The hackers discovered that the PLO maintains about 5 billion in numbered bank accounts in Zurich, Geneva and New York. It also holds accounts with smaller sums in north Africa, Europe and Asia. They are not registered in the PLO’s name, but in the names of private individuals.
The records also showed that the PLO owns shares on the Frankfurt, Paris and Tokyo stock exchanges, including stock in the German car giant Mercedes Benz, and property in prestigious areas of European capitals, including Mayfair in London.
The organisation, which once specialised in aircraft hijackings, also has shares in several airlines, including the national carriers of the Maldives and Guinea Bissau. The computer security breach is believed on the West Bank to have been carried out by PLO officials disgruntled with Mr Arafat’s leadership. «They wished to dispel the smokescreen created around the PLO’s finances,» a Palestinian official told The Telegraph.
Mr Arafat has always refused to comment on reports about the foreign bank accounts. But the disclosures caused anger in poverty-stricken Gaza.
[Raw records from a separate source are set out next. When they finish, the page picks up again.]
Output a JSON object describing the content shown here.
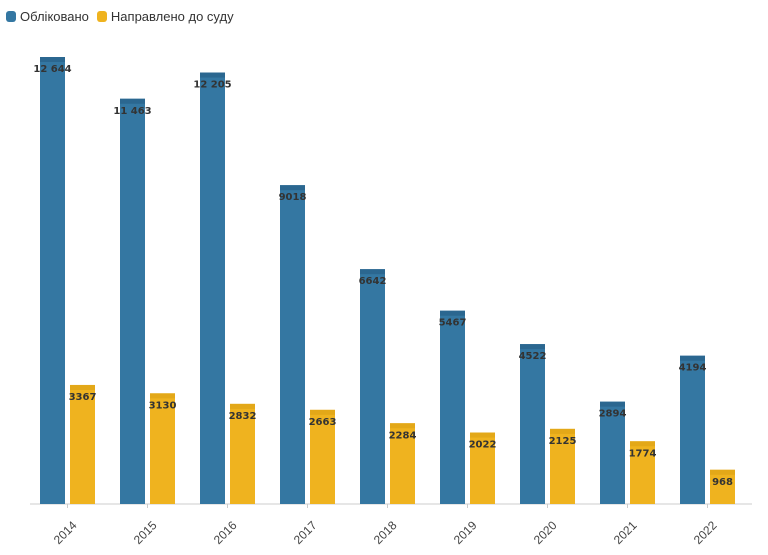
{
  "chart_data": {
    "type": "bar",
    "title": "",
    "xlabel": "",
    "ylabel": "",
    "ylim": [
      0,
      13000
    ],
    "grid": false,
    "legend_position": "top-left",
    "categories": [
      "2014",
      "2015",
      "2016",
      "2017",
      "2018",
      "2019",
      "2020",
      "2021",
      "2022"
    ],
    "series": [
      {
        "name": "Обліковано",
        "color": "#3477a2",
        "values": [
          12644,
          11463,
          12205,
          9018,
          6642,
          5467,
          4522,
          2894,
          4194
        ],
        "labels": [
          "12 644",
          "11 463",
          "12 205",
          "9018",
          "6642",
          "5467",
          "4522",
          "2894",
          "4194"
        ]
      },
      {
        "name": "Направлено до суду",
        "color": "#efb31f",
        "values": [
          3367,
          3130,
          2832,
          2663,
          2284,
          2022,
          2125,
          1774,
          968
        ],
        "labels": [
          "3367",
          "3130",
          "2832",
          "2663",
          "2284",
          "2022",
          "2125",
          "1774",
          "968"
        ]
      }
    ]
  }
}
One embittered Palestinian said: «Why is he sitting on a mountain of gold, while there is a desperate lack of jobs and medical supplies here?»
Mr Arafat is both president of the Palestinian Authority, the semi-autonomous organisation that governs parts of Gaza and the West Bank, and the chairman of the PLO, which maintains its headquarters in Tunis, its base during its terrorist heyday.
The creation of the Palestinian Authority, the embryonic government for a future Palestinian state, was supposed to lead to the winding-up of the PLO – and make the Palestinian leadership accountable and law-abiding. But the authority has in fact been repeatedly accused by domestic opponents of rampant corruption and mismanagement.
The web of secret bank accounts and assets held around the world is believed to be so complex that only Mr Arafat himself and two of his most trusted aides know the overall picture. Much of the money is the result of «taxes» levied on Palestinians working in Kuwait and other Gulf states in the Seventies and Eighties, and of donations from wealthy states such as Saudi Arabia.
The assets are controlled by Mr Arafat himself and it is not known what would happen to them if the 70-year-old, who is said to be suffering from Parkinson’s disease, should die. An Israeli intelligence analyst said: «These revelations are almost certainly not the whole story. No one can know the full extent of the PLO’s assets. They are so well hidden.»
The disclosures are also likely to prompt international donors, including the European Union countries, to ask why Mr Arafat is still demanding aid for his Palestinian authority. Nor will they have been impressed by his decision to invite Slobodan Milosevic, Yugoslavia’s president, to Bethlehem.